Tip into a mixing bowl and stir in the cashew nut butter. Add the chopped nuts, chestnuts, cranberries, parsley, lemon zest, almond milk and salt. Season with lots of ground black pepper and stir until thoroughly mixed.
Spoon the mixture into the prepared loaf tin. Press down with a spoon firmly to compact the mixture. Cover with foil and bake for 30 minutes. Remove the foil and bake for a further 20 minutes, or until the loaf is hot throughout and lightly browned.
Remove the tin carefully from the oven and cool for 5 minutes before loosening the edges of the loaf with a table knife and turning out onto a board or platter. Cut into thick slices and serve hot with vegan gravy.

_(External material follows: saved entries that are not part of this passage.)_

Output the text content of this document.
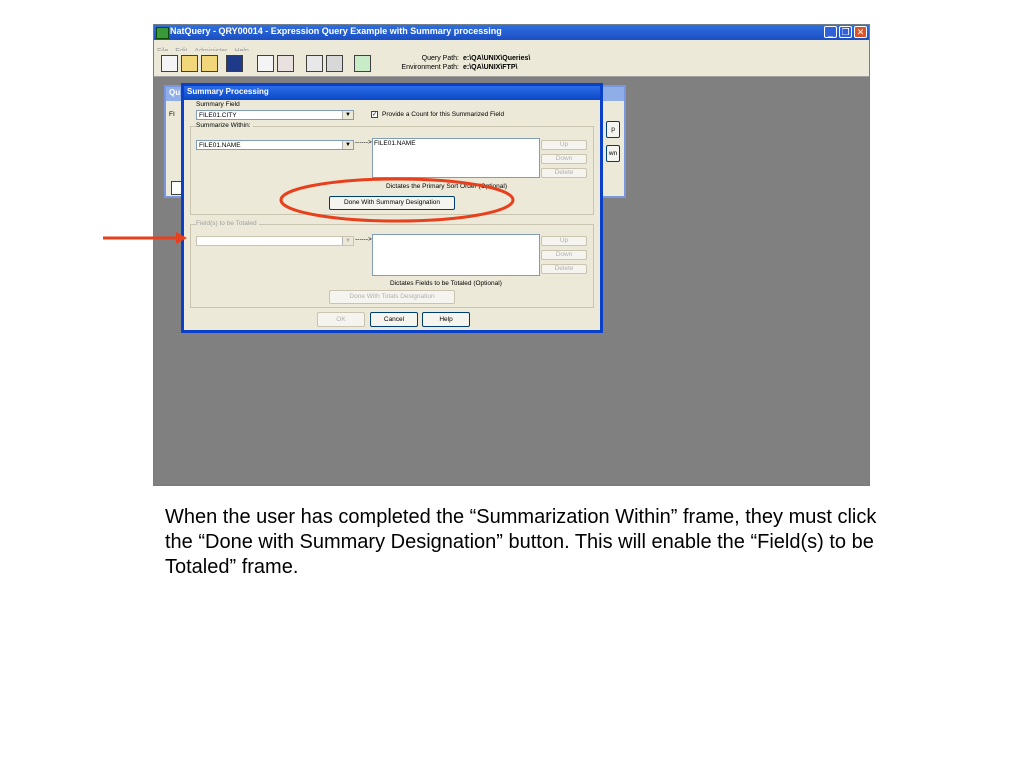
NatQuery - QRY00014 - Expression Query Example with Summary processing	_ ❐ ✕
Query Path: e:\QA\UNIX\Queries\
Environment Path: e:\QA\UNIX\FTP\
Qu
FI
p
wn
Summary Processing
Summary Field
FILE01.CITY	▼	✓ Provide a Count for this Summarized Field
Summarize Within:
FILE01.NAME	▼ ------> FILE01.NAME	Up
Down
Delete
Dictates the Primary Sort Order (Optional)
Done With Summary Designation
Field(s) to be Totaled
▼ ------>	Up
Down
Delete
Dictates Fields to be Totaled (Optional)
Done With Totals Designation
OK	Cancel	Help
When the user has completed the “Summarization Within” frame, they must click the “Done with Summary Designation” button. This will enable the “Field(s) to be Totaled” frame.
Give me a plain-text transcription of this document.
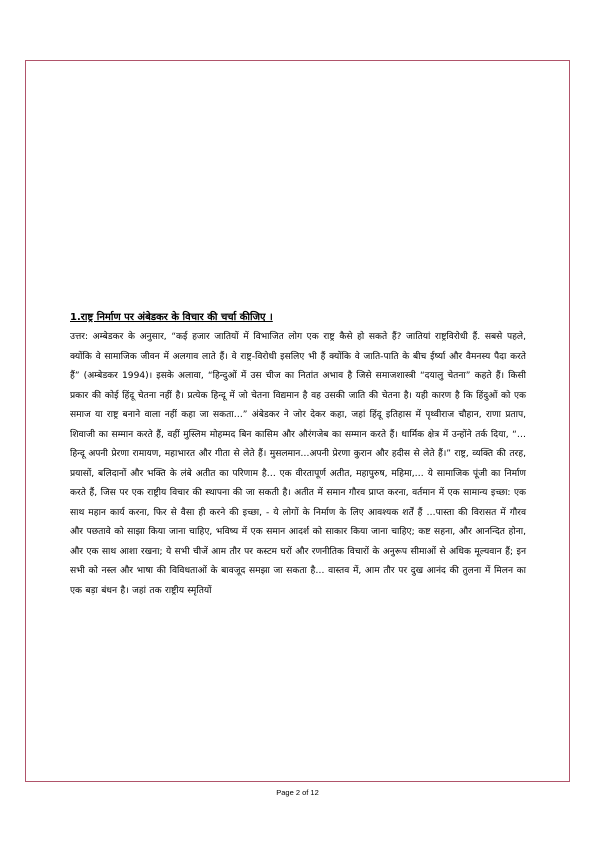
1.राष्ट्र निर्माण पर अंबेडकर के विचार की चर्चा कीजिए ।

उत्तर: अम्बेडकर के अनुसार, “कई हजार जातियों में विभाजित लोग एक राष्ट्र कैसे हो सकते हैं? जातियां राष्ट्रविरोधी हैं. सबसे पहले, क्योंकि वे सामाजिक जीवन में अलगाव लाते हैं। वे राष्ट्र-विरोधी इसलिए भी हैं क्योंकि वे जाति-पाति के बीच ईर्ष्या और वैमनस्य पैदा करते हैं” (अम्बेडकर 1994)। इसके अलावा, “हिन्दुओं में उस चीज का नितांत अभाव है जिसे समाजशास्त्री “दयालु चेतना” कहते हैं। किसी प्रकार की कोई हिंदू चेतना नहीं है। प्रत्येक हिन्दू में जो चेतना विद्यमान है वह उसकी जाति की चेतना है। यही कारण है कि हिंदुओं को एक समाज या राष्ट्र बनाने वाला नहीं कहा जा सकता…” अंबेडकर ने जोर देकर कहा, जहां हिंदू इतिहास में पृथ्वीराज चौहान, राणा प्रताप, शिवाजी का सम्मान करते हैं, वहीं मुस्लिम मोहम्मद बिन कासिम और औरंगजेब का सम्मान करते हैं। धार्मिक क्षेत्र में उन्होंने तर्क दिया, “…हिन्दू अपनी प्रेरणा रामायण, महाभारत और गीता से लेते हैं। मुसलमान…अपनी प्रेरणा कुरान और हदीस से लेते हैं।” राष्ट्र, व्यक्ति की तरह, प्रयासों, बलिदानों और भक्ति के लंबे अतीत का परिणाम है… एक वीरतापूर्ण अतीत, महापुरुष, महिमा,… ये सामाजिक पूंजी का निर्माण करते हैं, जिस पर एक राष्ट्रीय विचार की स्थापना की जा सकती है। अतीत में समान गौरव प्राप्त करना, वर्तमान में एक सामान्य इच्छा: एक साथ महान कार्य करना, फिर से वैसा ही करने की इच्छा, - ये लोगों के निर्माण के लिए आवश्यक शर्तें हैं …पास्ता की विरासत में गौरव और पछतावे को साझा किया जाना चाहिए, भविष्य में एक समान आदर्श को साकार किया जाना चाहिए; कष्ट सहना, और आनन्दित होना, और एक साथ आशा रखना; ये सभी चीजें आम तौर पर कस्टम घरों और रणनीतिक विचारों के अनुरूप सीमाओं से अधिक मूल्यवान हैं; इन सभी को नस्ल और भाषा की विविधताओं के बावजूद समझा जा सकता है… वास्तव में, आम तौर पर दुख आनंद की तुलना में मिलन का एक बड़ा बंधन है। जहां तक राष्ट्रीय स्मृतियों

Page 2 of 12
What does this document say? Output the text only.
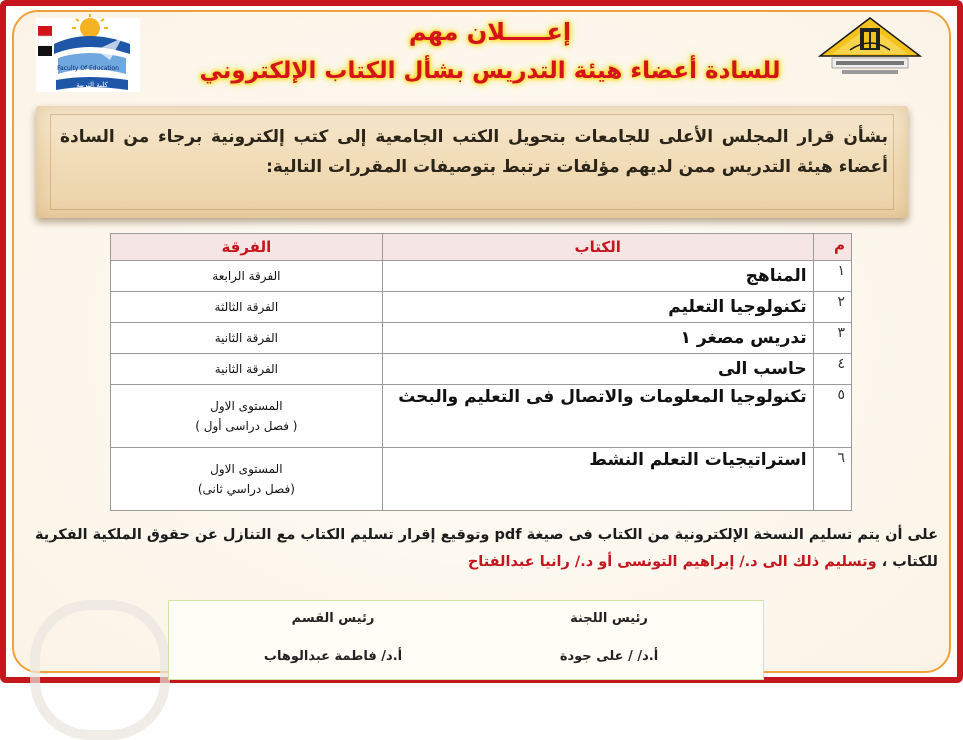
Faculty Of Education
كلية التربية
إعـــــلان مهم
للسادة أعضاء هيئة التدريس بشأل الكتاب الإلكتروني
بشأن قرار المجلس الأعلى للجامعات بتحويل الكتب الجامعية إلى كتب إلكترونية برجاء من السادة أعضاء هيئة التدريس ممن لديهم مؤلفات ترتبط بتوصيفات المقررات التالية:
م	الكتاب	الفرقة
١	المناهج	الفرقة الرابعة
٢	تكنولوجيا التعليم	الفرقة الثالثة
٣	تدريس مصغر ١	الفرقة الثانية
٤	حاسب الى	الفرقة الثانية
٥	تكنولوجيا المعلومات والاتصال فى التعليم والبحث	المستوى الاول
( فصل دراسى أول )

٦	استراتيجيات التعلم النشط	المستوى الاول
(فصل دراسي ثانى)
على أن يتم تسليم النسخة الإلكترونية من الكتاب فى صيغة pdf وتوقيع إقرار تسليم الكتاب مع التنازل عن حقوق الملكية الفكرية للكتاب ، وتسليم ذلك الى د./ إبراهيم التونسى أو د./ رانيا عبدالفتاح
رئيس اللجنة
أ.د/ / على جودة
رئيس القسم
أ.د/ فاطمة عبدالوهاب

* If you don’t have leeks or just wish to find a substitute there are several good alternatives. For 1 cup of leeks substitute:
1 cup chopped green onions (scallions)
OR – 1 cup dry yellow or white onion, chopped
OR – 1 cup chopped shallots -which are also mild and have a slightly different flavor.
* * * *
I love you so much I made a pdf of the recipe so you can print it out. Shopping list is on page 1; how to prepare it on page 2.
My dear little young’un likes to make a “sandwich” with mashed potatoes in between two slices of nut loaf, pours loads of gravy on it, and tops it all off with brussel sprouts.
Not feeling the chestnut thing? Okay. Here’s another recipe but l leave the ketchup off. It’s a Meatless Loaf with Mushrooms from veganhuggs.com. Boy oh boy is this good. Love it. Click image to see the recipe.
Can’t leave out vegan superstar chef Vegan Richa, right? This one is made with chickpeas. You know chickpeas . . . what hummus is made of. Sigh! This is melt in your mouth good. The texture and the flavors. Mega.